A country girl has recently proven to be a social genius. She went to the city for a week’s visit with an aunt. The aunt lives in the suburbs. This girl who knows all the neighbors at home for miles around set out to get acquainted with the suburbanites. Because she likes people they reciprocated. She found them all interesting.
At the end of five days she decided to have a party. All the neighbors for three blocks up and down the street were invited and they came. Introductions had to be made. Some of these people had lived on the street three years and were not acquainted. Each one had some contribution to make to the afternoon’s entertainment. Youngster girls were taking dancing lessons. Others sang. A young mother who played the violin had not been asked to play for months. A gray-haired grandmother sang old songs. It was a gay afternoon thoroughly enjoyed by everyone present.

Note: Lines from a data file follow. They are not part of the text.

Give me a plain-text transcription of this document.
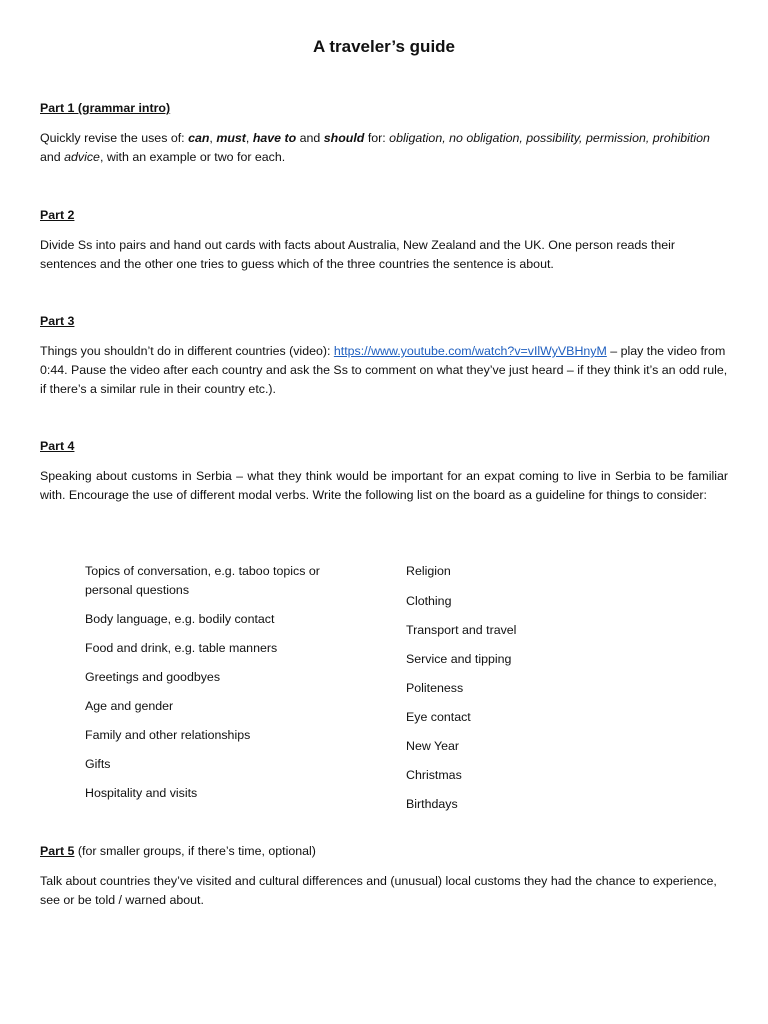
A traveler’s guide

Part 1 (grammar intro)

Quickly revise the uses of: can, must, have to and should for: obligation, no obligation, possibility, permission, prohibition and advice, with an example or two for each.

Part 2

Divide Ss into pairs and hand out cards with facts about Australia, New Zealand and the UK. One person reads their sentences and the other one tries to guess which of the three countries the sentence is about.

Part 3

Things you shouldn’t do in different countries (video): https://www.youtube.com/watch?v=vIlWyVBHnyM – play the video from 0:44. Pause the video after each country and ask the Ss to comment on what they’ve just heard – if they think it’s an odd rule, if there’s a similar rule in their country etc.).

Part 4

Speaking about customs in Serbia – what they think would be important for an expat coming to live in Serbia to be familiar with. Encourage the use of different modal verbs. Write the following list on the board as a guideline for things to consider:

Topics of conversation, e.g. taboo topics or
personal questions
Body language, e.g. bodily contact
Food and drink, e.g. table manners
Greetings and goodbyes
Age and gender
Family and other relationships
Gifts
Hospitality and visits
Religion
Clothing
Transport and travel
Service and tipping
Politeness
Eye contact
New Year
Christmas
Birthdays

Part 5 (for smaller groups, if there’s time, optional)

Talk about countries they’ve visited and cultural differences and (unusual) local customs they had the chance to experience, see or be told / warned about.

The girl has returned to the country. Little did she realize that her party was an achievement in the neighborhood. All the folks up and down the street miss her. They wonder when she will return. Is there sufficient initiative and leadership to stage another successful party? Or did the guiding genius of this youngster account for its success?
Daughter is studying on the accordion this summer. Not that she is especially interested in it. But it pleases father mightily. One of fathers dreams was of being a master on the accordion. That which he did not attain he desires his offspring to grasp.
How true this of all parents. Those youthful dreams and ambitions which we were unable to fulfill, we desire to pass on to our children. For this reason many youngsters are sent to college. It also causes some adolescent flares and clashes.
Instead of permitting youth to fulfill its own dreams and ambitions we want them to bring ours to fruition.